Big players, such as Aya Bank, Max Myanmar, Shwe Taung, Grand Guardian Insurance, Dagon Group and Myanmar Thilawa SEZ Holdings, scored high marks. The report also noted that Myanmar Awba, Myanmar Citizens Bank, and First Private Bank significantly improved disclosure of corporate governance information compared with their efforts in the report for 2016.
“The leading companies from last year are still more or less the same as before. FMI should be congratulated for coming top for the third year running and demonstrating a high standard of corporate governance,” said MCRB director Vicky Bowman. “And companies like CMHL, Shwe Taung and AYA Bank should be recognised for their significant improvement.”
One striking statistic from this year’s report is that the average score for a company in which the World Bank’s International Finance Corporation has invested is 54 per cent, compared with an average of 7 per cent for the companies assessed. This indicates even greater transparency than that assessed for the five listed companies on Yangon Stock Exchange, which averaged 38 per cent, she said.
“This demonstrates that good corporate governance is what attracts investors and partners for companies. It also shows that IFC investment and the guidance that accompanies it make a real difference to how these companies run themselves,” she said.
Bowman said some public companies still have very poor disclosure records and an absence of corporate governance, resulting in an average score of only 4 per cent. Over one-third of the companies that were assessed still do not have corporate websites. The scoring was based on the Asean Corporate Governance Scorecard used in Malaysia, Thailand, the Philippines, Indonesia and Singapore.

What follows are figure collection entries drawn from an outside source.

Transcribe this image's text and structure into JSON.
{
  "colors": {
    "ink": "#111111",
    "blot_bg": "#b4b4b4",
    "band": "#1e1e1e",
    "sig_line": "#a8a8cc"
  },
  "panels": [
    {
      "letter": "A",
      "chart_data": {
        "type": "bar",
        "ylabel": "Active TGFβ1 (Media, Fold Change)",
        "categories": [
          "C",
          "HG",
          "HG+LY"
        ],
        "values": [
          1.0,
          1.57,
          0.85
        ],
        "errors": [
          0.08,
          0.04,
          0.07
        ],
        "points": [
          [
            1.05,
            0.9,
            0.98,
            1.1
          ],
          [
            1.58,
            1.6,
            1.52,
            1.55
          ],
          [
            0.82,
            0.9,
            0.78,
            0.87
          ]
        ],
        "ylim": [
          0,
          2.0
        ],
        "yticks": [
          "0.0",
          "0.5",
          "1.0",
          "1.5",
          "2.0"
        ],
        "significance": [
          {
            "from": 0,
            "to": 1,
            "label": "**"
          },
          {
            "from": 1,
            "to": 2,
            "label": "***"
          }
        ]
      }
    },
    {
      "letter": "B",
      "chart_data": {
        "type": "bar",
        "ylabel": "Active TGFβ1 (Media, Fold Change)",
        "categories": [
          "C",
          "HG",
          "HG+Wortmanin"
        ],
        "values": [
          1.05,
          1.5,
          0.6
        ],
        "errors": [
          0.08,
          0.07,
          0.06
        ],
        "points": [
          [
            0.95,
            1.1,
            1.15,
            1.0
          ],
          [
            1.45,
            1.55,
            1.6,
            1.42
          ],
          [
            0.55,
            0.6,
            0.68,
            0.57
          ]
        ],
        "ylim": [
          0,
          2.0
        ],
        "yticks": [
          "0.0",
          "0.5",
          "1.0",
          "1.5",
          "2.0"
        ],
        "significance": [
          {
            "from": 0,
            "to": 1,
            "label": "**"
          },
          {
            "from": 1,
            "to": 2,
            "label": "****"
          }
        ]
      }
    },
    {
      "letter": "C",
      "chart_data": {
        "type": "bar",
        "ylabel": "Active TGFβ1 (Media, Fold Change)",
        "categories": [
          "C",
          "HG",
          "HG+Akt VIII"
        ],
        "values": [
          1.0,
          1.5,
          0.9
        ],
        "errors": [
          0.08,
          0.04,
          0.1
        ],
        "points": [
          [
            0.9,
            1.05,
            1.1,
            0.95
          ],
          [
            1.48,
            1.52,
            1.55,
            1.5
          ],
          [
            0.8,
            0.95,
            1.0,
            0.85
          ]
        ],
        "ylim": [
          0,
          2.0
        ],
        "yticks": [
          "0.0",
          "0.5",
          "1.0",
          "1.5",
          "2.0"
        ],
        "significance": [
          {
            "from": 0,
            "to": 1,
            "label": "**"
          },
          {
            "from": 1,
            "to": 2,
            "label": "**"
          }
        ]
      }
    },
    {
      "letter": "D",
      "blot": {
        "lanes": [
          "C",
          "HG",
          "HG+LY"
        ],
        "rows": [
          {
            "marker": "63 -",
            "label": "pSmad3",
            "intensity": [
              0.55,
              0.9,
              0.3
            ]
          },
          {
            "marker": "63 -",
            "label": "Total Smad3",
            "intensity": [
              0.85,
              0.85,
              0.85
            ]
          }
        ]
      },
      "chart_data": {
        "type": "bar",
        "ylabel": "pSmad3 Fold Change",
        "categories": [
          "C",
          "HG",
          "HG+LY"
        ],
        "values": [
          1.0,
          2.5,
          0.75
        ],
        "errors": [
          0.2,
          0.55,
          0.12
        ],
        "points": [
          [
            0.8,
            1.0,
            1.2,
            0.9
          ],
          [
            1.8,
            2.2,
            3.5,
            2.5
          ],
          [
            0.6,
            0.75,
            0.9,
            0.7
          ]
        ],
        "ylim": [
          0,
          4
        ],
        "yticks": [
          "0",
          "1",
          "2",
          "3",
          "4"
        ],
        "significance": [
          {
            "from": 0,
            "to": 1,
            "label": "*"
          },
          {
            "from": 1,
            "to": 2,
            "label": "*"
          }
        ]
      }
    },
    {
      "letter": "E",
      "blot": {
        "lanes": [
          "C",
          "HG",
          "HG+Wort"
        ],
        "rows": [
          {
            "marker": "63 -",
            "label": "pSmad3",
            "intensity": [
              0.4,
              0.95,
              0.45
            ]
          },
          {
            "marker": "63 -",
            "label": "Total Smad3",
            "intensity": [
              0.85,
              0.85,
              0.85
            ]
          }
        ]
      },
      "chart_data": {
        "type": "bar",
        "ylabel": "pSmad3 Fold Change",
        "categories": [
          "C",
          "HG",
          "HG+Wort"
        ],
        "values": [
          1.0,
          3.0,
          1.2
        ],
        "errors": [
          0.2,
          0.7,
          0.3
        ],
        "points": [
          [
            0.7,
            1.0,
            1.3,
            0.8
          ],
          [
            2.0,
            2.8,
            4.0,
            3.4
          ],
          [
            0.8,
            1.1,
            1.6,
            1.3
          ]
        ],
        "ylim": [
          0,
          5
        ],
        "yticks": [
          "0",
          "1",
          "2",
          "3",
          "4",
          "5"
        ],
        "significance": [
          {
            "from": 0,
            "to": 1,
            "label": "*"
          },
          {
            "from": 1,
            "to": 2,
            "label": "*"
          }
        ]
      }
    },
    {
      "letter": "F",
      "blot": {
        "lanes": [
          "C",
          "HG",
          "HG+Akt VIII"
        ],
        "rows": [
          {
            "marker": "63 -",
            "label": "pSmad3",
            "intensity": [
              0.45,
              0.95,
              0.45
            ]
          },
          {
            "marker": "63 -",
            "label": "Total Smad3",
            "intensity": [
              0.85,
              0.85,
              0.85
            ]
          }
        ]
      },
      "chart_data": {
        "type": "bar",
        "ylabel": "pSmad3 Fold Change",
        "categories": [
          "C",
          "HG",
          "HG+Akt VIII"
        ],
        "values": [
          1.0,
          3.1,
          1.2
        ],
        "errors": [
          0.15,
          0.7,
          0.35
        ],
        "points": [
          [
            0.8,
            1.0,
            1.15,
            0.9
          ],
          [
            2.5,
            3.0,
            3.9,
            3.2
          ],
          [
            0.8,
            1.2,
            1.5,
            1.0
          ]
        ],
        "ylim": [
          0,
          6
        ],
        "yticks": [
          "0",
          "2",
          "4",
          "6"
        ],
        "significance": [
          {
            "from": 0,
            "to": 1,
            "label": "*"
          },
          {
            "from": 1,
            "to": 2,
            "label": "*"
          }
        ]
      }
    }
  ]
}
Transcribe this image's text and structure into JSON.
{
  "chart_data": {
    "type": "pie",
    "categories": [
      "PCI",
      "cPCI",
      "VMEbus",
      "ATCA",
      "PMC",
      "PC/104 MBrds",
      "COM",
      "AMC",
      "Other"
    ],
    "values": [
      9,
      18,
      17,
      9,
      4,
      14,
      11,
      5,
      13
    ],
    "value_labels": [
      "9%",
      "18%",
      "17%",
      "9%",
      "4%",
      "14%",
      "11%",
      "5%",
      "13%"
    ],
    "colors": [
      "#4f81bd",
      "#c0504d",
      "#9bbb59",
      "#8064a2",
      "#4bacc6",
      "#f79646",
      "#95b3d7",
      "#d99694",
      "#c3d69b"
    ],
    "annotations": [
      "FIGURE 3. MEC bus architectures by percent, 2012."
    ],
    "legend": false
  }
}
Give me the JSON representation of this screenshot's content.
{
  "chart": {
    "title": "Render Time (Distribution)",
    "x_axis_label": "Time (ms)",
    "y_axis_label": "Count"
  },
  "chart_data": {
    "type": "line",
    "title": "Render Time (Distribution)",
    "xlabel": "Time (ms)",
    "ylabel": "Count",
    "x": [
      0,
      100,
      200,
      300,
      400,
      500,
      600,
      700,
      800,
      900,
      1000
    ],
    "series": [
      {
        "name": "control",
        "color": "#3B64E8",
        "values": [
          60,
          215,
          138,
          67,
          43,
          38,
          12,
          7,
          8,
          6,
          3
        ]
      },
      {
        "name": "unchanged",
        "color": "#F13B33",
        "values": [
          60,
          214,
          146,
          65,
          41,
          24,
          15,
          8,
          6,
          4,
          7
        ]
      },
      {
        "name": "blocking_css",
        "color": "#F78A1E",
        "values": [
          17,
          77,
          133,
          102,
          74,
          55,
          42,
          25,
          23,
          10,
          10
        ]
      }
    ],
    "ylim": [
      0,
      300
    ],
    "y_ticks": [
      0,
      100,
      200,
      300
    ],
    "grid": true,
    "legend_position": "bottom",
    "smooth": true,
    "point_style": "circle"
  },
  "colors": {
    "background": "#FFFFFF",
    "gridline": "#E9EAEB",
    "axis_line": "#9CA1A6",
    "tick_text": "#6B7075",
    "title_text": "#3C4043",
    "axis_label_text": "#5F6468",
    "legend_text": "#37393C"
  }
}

Tun Tun, chief financial officer at FMI Group, said the firm was very satisfied with its top ranking. FMI is the first company to be listed on the Yangon Stock Exchange.
“We see it as our responsibility to raise the standards of corporate governance in Myanmar and we are honoured to be recognised for our efforts. Corporate integrity, transparency and accountability are our core principles,” he said. “Having been awarded the highest score for disclosure again is a testament to the hard work and dedication our team has put into setting up systems and processes to ensure good corporate governance.”
Myanmar Thilawa SEZ Holdings Public Limited climbed nearly 10 spots into ninth place. MTSH is the majority shareholder in Myanmar Japan Thilawa Development Ltd (MJTD), the developer of the Thilawa special economic zone.
Tomoyasu Shimizu, president of MJTD, said the study reaffirmed the firm’s professionalism and commitment to Myanmar.
“The corporate culture and aspiration of the Thilawa SEZ is to be a leader in sustainability, governance and honest two-way communication with our stakeholders. The report means we are all doing the right thing,” he said.
The report assessed more than twice the number of businesses since its last findings in 2016. The criteria for evaluation are good corporate governance, corporate culture, reporting, sustainability management and communication.